Queremos
El treinta y cinco aniversario de la Constitución ha estado rodeado de un amplio debate sobre la posibilidad de su reforma. De hecho, parece que una notable mayoría se pronuncia a favor de un cambio constitucional, si bien en direcciones muy diversas. Hay coincidencia en la conveniencia del cambio, pero no tanto en su contenido. Y también una amplia mayoría parece coincidir en que sería bueno que esta reforma viniera presidida por un consenso que se coincide en señalar como imposible o, en todo caso, como muy difícil.
Pero, a su vez, también una gran mayoría señala que la Constitución ha hecho posible el periodo más largo de normalidad institucional y democrática de la historia de España. Se quiere cambiar sin necesidad de olvidar la transformación política y económico-social que el Estado ha protagonizado al amparo del despliegue constitucional iniciado en 1978. La ambición del cambio convive con el reconocimiento de lo que el proceso constituyente representó para el conjunto de todo el Estado.
De hecho, esta situación nos llevaría a concluir que la gente no atribuye a la Constitución la responsabilidad de las carencias actuales. La Constitución hubiera podido ser leída y aplicada de forma diferente. La música constitucional hubiera podido tener una letra diferente; y ha sido esta letra la que, por una u otra razón, ha distanciado la Constitución de la sociedad. No es necesario cargar a la Constitución la responsabilidad sobre lo que se le ha hecho decir, aunque no lo dijera. Ahora, el cambio que se pide va más allá de un texto petrificado; lo que se pretende es, más bien, reencontrar su espíritu inicial, los valores que proclama, para hacer una adaptación más sensible a las necesidades actuales.

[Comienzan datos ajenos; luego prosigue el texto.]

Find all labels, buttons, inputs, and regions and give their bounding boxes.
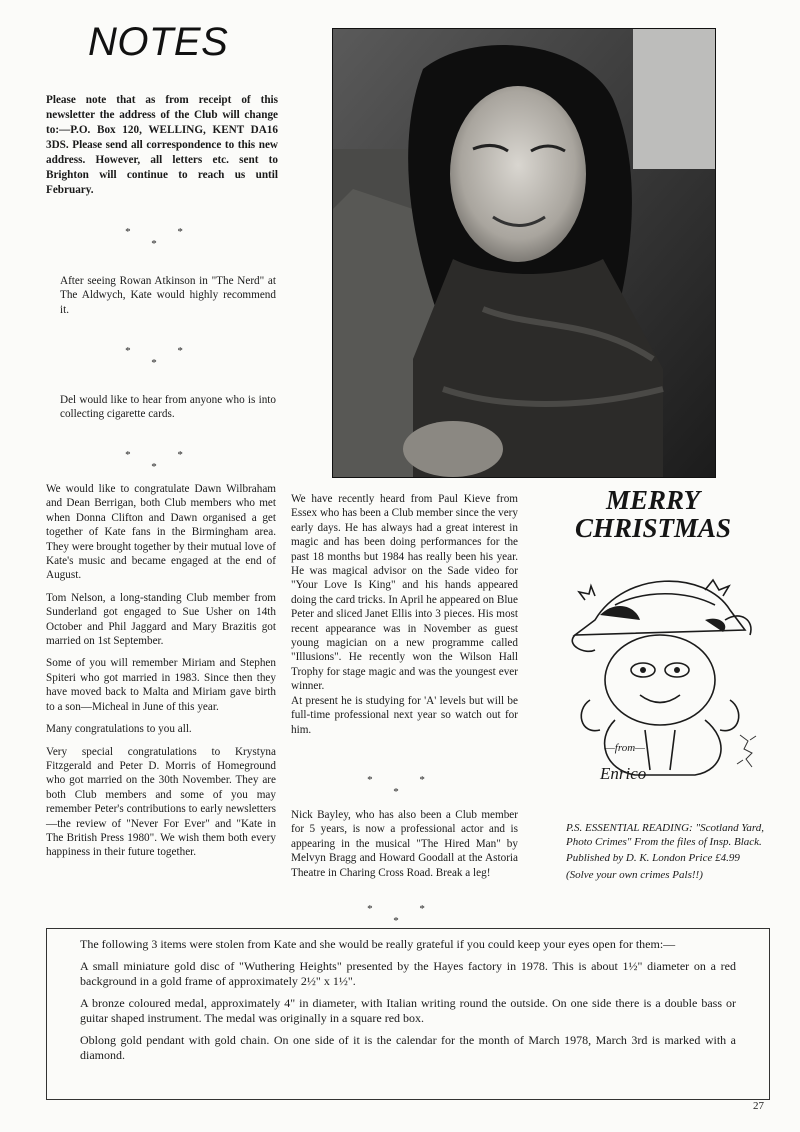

Pactar es difícil, dialogar no siempre es agradable; pero la libertad descansa en el diálogo como herramienta de respeto y en el pacto como exigencia del pluralismo. Esta es la vía de la convivencia moderna; aceptar con naturalidad la discrepancia y la diferencia es la base del respeto. El consenso está lejos, pero tienen razón los que dicen que, sin intentarlo, el fracaso es seguro. Cambiar o no cambiar la Constitución no es el problema. El problema radica en el miedo a hablar y dialogar. ¿Queremos realmente hacerlo?